While the qualitative benefits are intriguing, it’s the quantitative benefits that garner business leader’s attention. Organizations can lower their IT operations costs by a minimum of 10% simply by expanding the competitive base of potential service providers via IT Service Brokers. Typically, IT operational costs are 70% to 80% of an organization’s IT budget, so the potential cost-savings are significant. Once the IT Service Broker role has been implemented along with the architect role, the benefits continue to compound. The IT function can begin to organize more closely with business units and consolidate overlapping roles, thereby realizing additional overhead savings. Should organizations choose external IT Service Brokers, they can further manage their cost by employing IT Service Brokers when needed for the duration of time that is needed – this approach is particularly intriguing for small and medium sized businesses.

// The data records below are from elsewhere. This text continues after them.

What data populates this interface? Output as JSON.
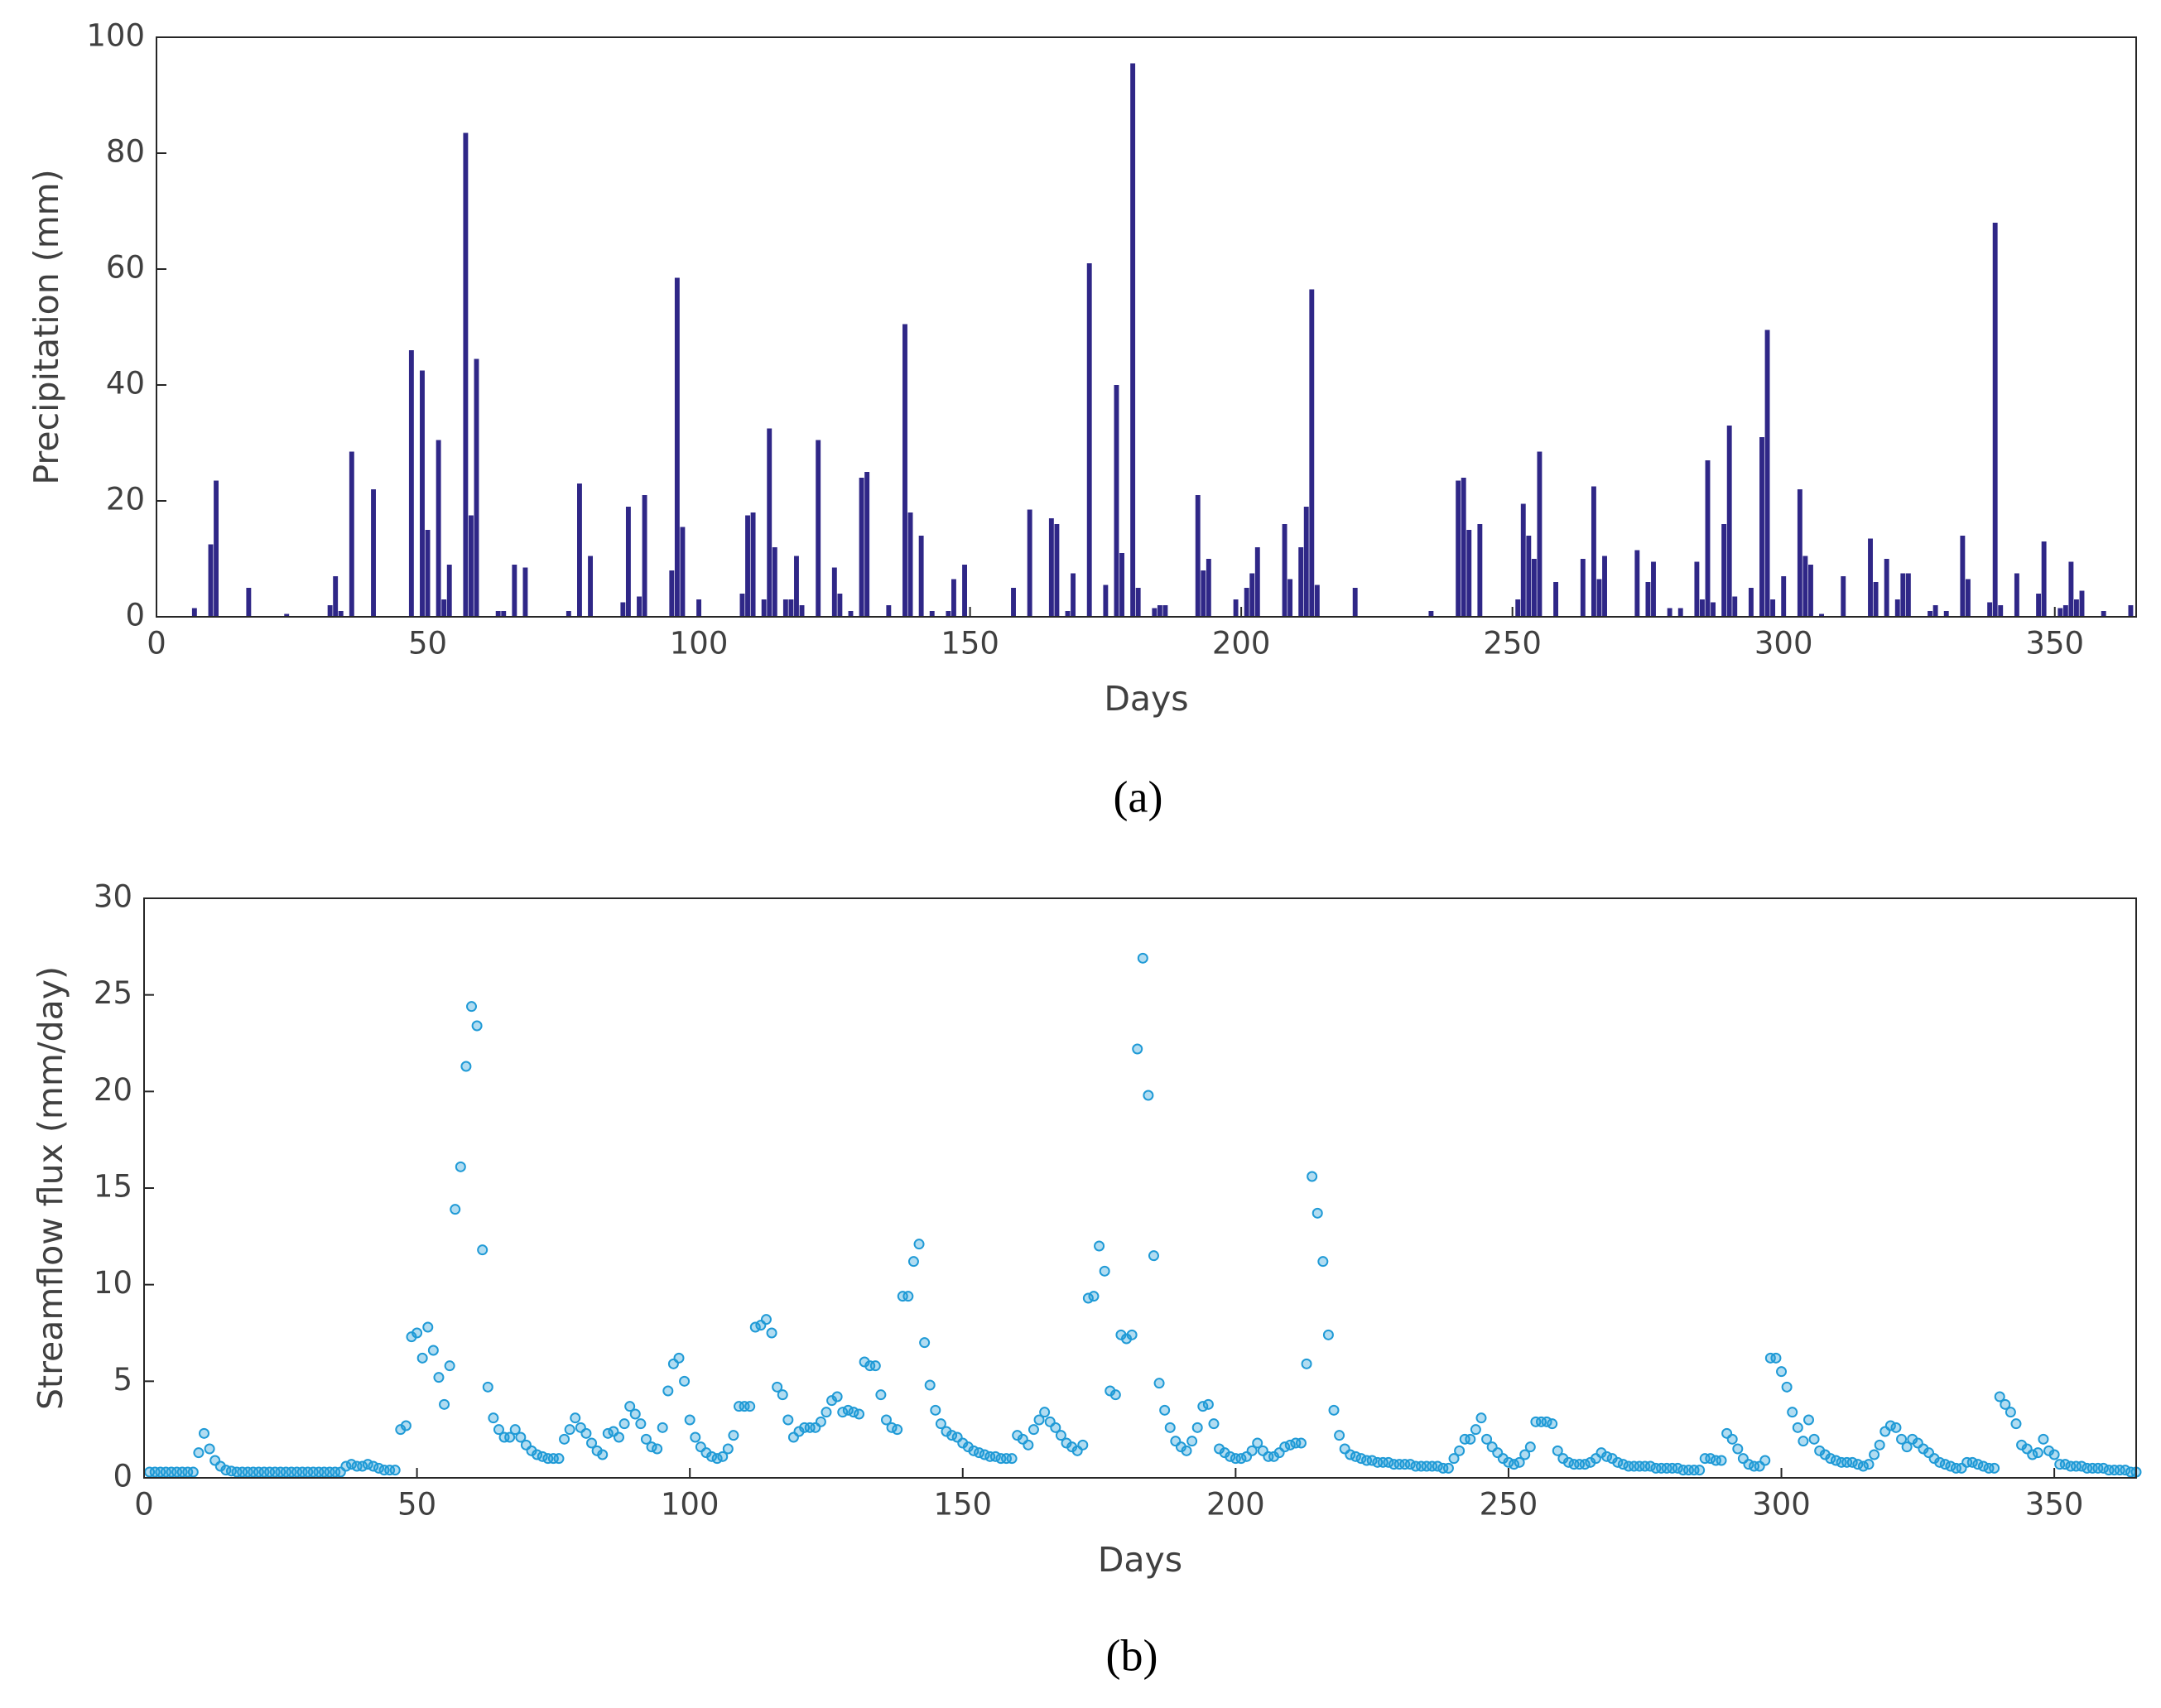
{
  "chart_data": [
    {
      "type": "bar",
      "panel_label": "(a)",
      "xlabel": "Days",
      "ylabel": "Precipitation (mm)",
      "color": "#2f2787",
      "xlim": [
        0,
        365
      ],
      "xticks": [
        0,
        50,
        100,
        150,
        200,
        250,
        300,
        350
      ],
      "ylim": [
        0,
        100
      ],
      "yticks": [
        0,
        20,
        40,
        60,
        80,
        100
      ],
      "x": [
        7,
        10,
        11,
        17,
        24,
        32,
        33,
        34,
        36,
        40,
        47,
        49,
        50,
        52,
        53,
        54,
        57,
        58,
        59,
        63,
        64,
        66,
        68,
        76,
        78,
        80,
        86,
        87,
        89,
        90,
        95,
        96,
        97,
        100,
        108,
        109,
        110,
        112,
        113,
        114,
        116,
        117,
        118,
        119,
        122,
        125,
        126,
        128,
        130,
        131,
        135,
        138,
        139,
        141,
        143,
        146,
        147,
        149,
        158,
        161,
        165,
        166,
        168,
        169,
        172,
        175,
        177,
        178,
        180,
        181,
        184,
        185,
        186,
        192,
        193,
        194,
        199,
        201,
        202,
        203,
        208,
        209,
        211,
        212,
        213,
        214,
        221,
        235,
        240,
        241,
        242,
        244,
        251,
        252,
        253,
        254,
        255,
        258,
        263,
        265,
        266,
        267,
        273,
        275,
        276,
        279,
        281,
        284,
        285,
        286,
        287,
        289,
        290,
        291,
        294,
        296,
        297,
        298,
        300,
        303,
        304,
        305,
        307,
        311,
        316,
        317,
        319,
        321,
        322,
        323,
        327,
        328,
        330,
        333,
        334,
        338,
        339,
        340,
        343,
        347,
        348,
        351,
        352,
        353,
        354,
        355,
        359,
        364
      ],
      "values": [
        1.5,
        12.5,
        23.5,
        5,
        0.5,
        2,
        7,
        1,
        28.5,
        22,
        46,
        42.5,
        15,
        30.5,
        3,
        9,
        83.5,
        17.5,
        44.5,
        1,
        1,
        9,
        8.5,
        1,
        23,
        10.5,
        2.5,
        19,
        3.5,
        21,
        8,
        58.5,
        15.5,
        3,
        4,
        17.5,
        18,
        3,
        32.5,
        12,
        3,
        3,
        10.5,
        2,
        30.5,
        8.5,
        4,
        1,
        24,
        25,
        2,
        50.5,
        18,
        14,
        1,
        1,
        6.5,
        9,
        5,
        18.5,
        17,
        16,
        1,
        7.5,
        61,
        5.5,
        40,
        11,
        95.5,
        5,
        1.5,
        2,
        2,
        21,
        8,
        10,
        3,
        5,
        7.5,
        12,
        16,
        6.5,
        12,
        19,
        56.5,
        5.5,
        5,
        1,
        23.5,
        24,
        15,
        16,
        3,
        19.5,
        14,
        10,
        28.5,
        6,
        10,
        22.5,
        6.5,
        10.5,
        11.5,
        6,
        9.5,
        1.5,
        1.5,
        9.5,
        3,
        27,
        2.5,
        16,
        33,
        3.5,
        5,
        31,
        49.5,
        3,
        7,
        22,
        10.5,
        9,
        0.5,
        7,
        13.5,
        6,
        10,
        3,
        7.5,
        7.5,
        1,
        2,
        1,
        14,
        6.5,
        2.5,
        68,
        2,
        7.5,
        4,
        13,
        1.5,
        2,
        9.5,
        3,
        4.5,
        1,
        2
      ]
    },
    {
      "type": "scatter",
      "panel_label": "(b)",
      "xlabel": "Days",
      "ylabel": "Streamflow flux (mm/day)",
      "color": "#1f9ad6",
      "xlim": [
        0,
        365
      ],
      "xticks": [
        0,
        50,
        100,
        150,
        200,
        250,
        300,
        350
      ],
      "ylim": [
        0,
        30
      ],
      "yticks": [
        0,
        5,
        10,
        15,
        20,
        25,
        30
      ],
      "x": [
        1,
        2,
        3,
        4,
        5,
        6,
        7,
        8,
        9,
        10,
        11,
        12,
        13,
        14,
        15,
        16,
        17,
        18,
        19,
        20,
        21,
        22,
        23,
        24,
        25,
        26,
        27,
        28,
        29,
        30,
        31,
        32,
        33,
        34,
        35,
        36,
        37,
        38,
        39,
        40,
        41,
        42,
        43,
        44,
        45,
        46,
        47,
        48,
        49,
        50,
        51,
        52,
        53,
        54,
        55,
        56,
        57,
        58,
        59,
        60,
        61,
        62,
        63,
        64,
        65,
        66,
        67,
        68,
        69,
        70,
        71,
        72,
        73,
        74,
        75,
        76,
        77,
        78,
        79,
        80,
        81,
        82,
        83,
        84,
        85,
        86,
        87,
        88,
        89,
        90,
        91,
        92,
        93,
        94,
        95,
        96,
        97,
        98,
        99,
        100,
        101,
        102,
        103,
        104,
        105,
        106,
        107,
        108,
        109,
        110,
        111,
        112,
        113,
        114,
        115,
        116,
        117,
        118,
        119,
        120,
        121,
        122,
        123,
        124,
        125,
        126,
        127,
        128,
        129,
        130,
        131,
        132,
        133,
        134,
        135,
        136,
        137,
        138,
        139,
        140,
        141,
        142,
        143,
        144,
        145,
        146,
        147,
        148,
        149,
        150,
        151,
        152,
        153,
        154,
        155,
        156,
        157,
        158,
        159,
        160,
        161,
        162,
        163,
        164,
        165,
        166,
        167,
        168,
        169,
        170,
        171,
        172,
        173,
        174,
        175,
        176,
        177,
        178,
        179,
        180,
        181,
        182,
        183,
        184,
        185,
        186,
        187,
        188,
        189,
        190,
        191,
        192,
        193,
        194,
        195,
        196,
        197,
        198,
        199,
        200,
        201,
        202,
        203,
        204,
        205,
        206,
        207,
        208,
        209,
        210,
        211,
        212,
        213,
        214,
        215,
        216,
        217,
        218,
        219,
        220,
        221,
        222,
        223,
        224,
        225,
        226,
        227,
        228,
        229,
        230,
        231,
        232,
        233,
        234,
        235,
        236,
        237,
        238,
        239,
        240,
        241,
        242,
        243,
        244,
        245,
        246,
        247,
        248,
        249,
        250,
        251,
        252,
        253,
        254,
        255,
        256,
        257,
        258,
        259,
        260,
        261,
        262,
        263,
        264,
        265,
        266,
        267,
        268,
        269,
        270,
        271,
        272,
        273,
        274,
        275,
        276,
        277,
        278,
        279,
        280,
        281,
        282,
        283,
        284,
        285,
        286,
        287,
        288,
        289,
        290,
        291,
        292,
        293,
        294,
        295,
        296,
        297,
        298,
        299,
        300,
        301,
        302,
        303,
        304,
        305,
        306,
        307,
        308,
        309,
        310,
        311,
        312,
        313,
        314,
        315,
        316,
        317,
        318,
        319,
        320,
        321,
        322,
        323,
        324,
        325,
        326,
        327,
        328,
        329,
        330,
        331,
        332,
        333,
        334,
        335,
        336,
        337,
        338,
        339,
        340,
        341,
        342,
        343,
        344,
        345,
        346,
        347,
        348,
        349,
        350,
        351,
        352,
        353,
        354,
        355,
        356,
        357,
        358,
        359,
        360,
        361,
        362,
        363,
        364,
        365
      ],
      "values": [
        0.3,
        0.3,
        0.3,
        0.3,
        0.3,
        0.3,
        0.3,
        0.3,
        0.3,
        1.3,
        2.3,
        1.5,
        0.9,
        0.6,
        0.4,
        0.35,
        0.3,
        0.3,
        0.3,
        0.3,
        0.3,
        0.3,
        0.3,
        0.3,
        0.3,
        0.3,
        0.3,
        0.3,
        0.3,
        0.3,
        0.3,
        0.3,
        0.3,
        0.3,
        0.3,
        0.3,
        0.6,
        0.7,
        0.6,
        0.6,
        0.7,
        0.6,
        0.5,
        0.4,
        0.4,
        0.4,
        2.5,
        2.7,
        7.3,
        7.5,
        6.2,
        7.8,
        6.6,
        5.2,
        3.8,
        5.8,
        13.9,
        16.1,
        21.3,
        24.4,
        23.4,
        11.8,
        4.7,
        3.1,
        2.5,
        2.1,
        2.1,
        2.5,
        2.1,
        1.7,
        1.4,
        1.2,
        1.1,
        1.0,
        1.0,
        1.0,
        2.0,
        2.5,
        3.1,
        2.6,
        2.3,
        1.8,
        1.4,
        1.2,
        2.3,
        2.4,
        2.1,
        2.8,
        3.7,
        3.3,
        2.8,
        2.0,
        1.6,
        1.5,
        2.6,
        4.5,
        5.9,
        6.2,
        5.0,
        3.0,
        2.1,
        1.6,
        1.3,
        1.1,
        1.0,
        1.1,
        1.5,
        2.2,
        3.7,
        3.7,
        3.7,
        7.8,
        7.9,
        8.2,
        7.5,
        4.7,
        4.3,
        3.0,
        2.1,
        2.4,
        2.6,
        2.6,
        2.6,
        2.9,
        3.4,
        4.0,
        4.2,
        3.4,
        3.5,
        3.4,
        3.3,
        6.0,
        5.8,
        5.8,
        4.3,
        3.0,
        2.6,
        2.5,
        9.4,
        9.4,
        11.2,
        12.1,
        7.0,
        4.8,
        3.5,
        2.8,
        2.4,
        2.2,
        2.1,
        1.8,
        1.6,
        1.4,
        1.3,
        1.2,
        1.1,
        1.1,
        1.0,
        1.0,
        1.0,
        2.2,
        2.0,
        1.7,
        2.5,
        3.0,
        3.4,
        2.9,
        2.6,
        2.2,
        1.8,
        1.6,
        1.4,
        1.7,
        9.3,
        9.4,
        12.0,
        10.7,
        4.5,
        4.3,
        7.4,
        7.2,
        7.4,
        22.2,
        26.9,
        19.8,
        11.5,
        4.9,
        3.5,
        2.6,
        1.9,
        1.6,
        1.4,
        1.9,
        2.6,
        3.7,
        3.8,
        2.8,
        1.5,
        1.3,
        1.1,
        1.0,
        1.0,
        1.1,
        1.4,
        1.8,
        1.4,
        1.1,
        1.1,
        1.3,
        1.6,
        1.7,
        1.8,
        1.8,
        5.9,
        15.6,
        13.7,
        11.2,
        7.4,
        3.5,
        2.2,
        1.5,
        1.2,
        1.1,
        1.0,
        0.9,
        0.9,
        0.8,
        0.8,
        0.8,
        0.7,
        0.7,
        0.7,
        0.7,
        0.6,
        0.6,
        0.6,
        0.6,
        0.6,
        0.5,
        0.5,
        1.0,
        1.4,
        2.0,
        2.0,
        2.5,
        3.1,
        2.0,
        1.6,
        1.3,
        1.0,
        0.8,
        0.7,
        0.8,
        1.2,
        1.6,
        2.9,
        2.9,
        2.9,
        2.8,
        1.4,
        1.0,
        0.8,
        0.7,
        0.7,
        0.7,
        0.8,
        1.0,
        1.3,
        1.1,
        1.0,
        0.8,
        0.7,
        0.6,
        0.6,
        0.6,
        0.6,
        0.6,
        0.5,
        0.5,
        0.5,
        0.5,
        0.5,
        0.4,
        0.4,
        0.4,
        0.4,
        1.0,
        1.0,
        0.9,
        0.9,
        2.3,
        2.0,
        1.5,
        1.0,
        0.7,
        0.6,
        0.6,
        0.9,
        6.2,
        6.2,
        5.5,
        4.7,
        3.4,
        2.6,
        1.9,
        3.0,
        2.0,
        1.4,
        1.2,
        1.0,
        0.9,
        0.8,
        0.8,
        0.8,
        0.7,
        0.6,
        0.7,
        1.2,
        1.7,
        2.4,
        2.7,
        2.6,
        2.0,
        1.6,
        2.0,
        1.8,
        1.5,
        1.3,
        1.0,
        0.8,
        0.7,
        0.6,
        0.5,
        0.5,
        0.8,
        0.8,
        0.7,
        0.6,
        0.5,
        0.5,
        4.2,
        3.8,
        3.4,
        2.8,
        1.7,
        1.5,
        1.2,
        1.3,
        2.0,
        1.4,
        1.2,
        0.7,
        0.7,
        0.6,
        0.6,
        0.6,
        0.5,
        0.5,
        0.5,
        0.5,
        0.4,
        0.4,
        0.4,
        0.4,
        0.3,
        0.3
      ]
    }
  ]
}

The IT Service Broker role will play a crucial role in sourcing IT and business services. The IT architect will also play a pivotal role in defining the specifications and business requirements that will provide the blueprint for the IT Service Broker. These roles will revolutionize how organizations design, source and deliver IT services. Organizations would do well to remember a quote that has been attributed to both Alan Kay and Peter Drucker who together blend both a technology and business perspective – “the best way to predict the future is to create it”.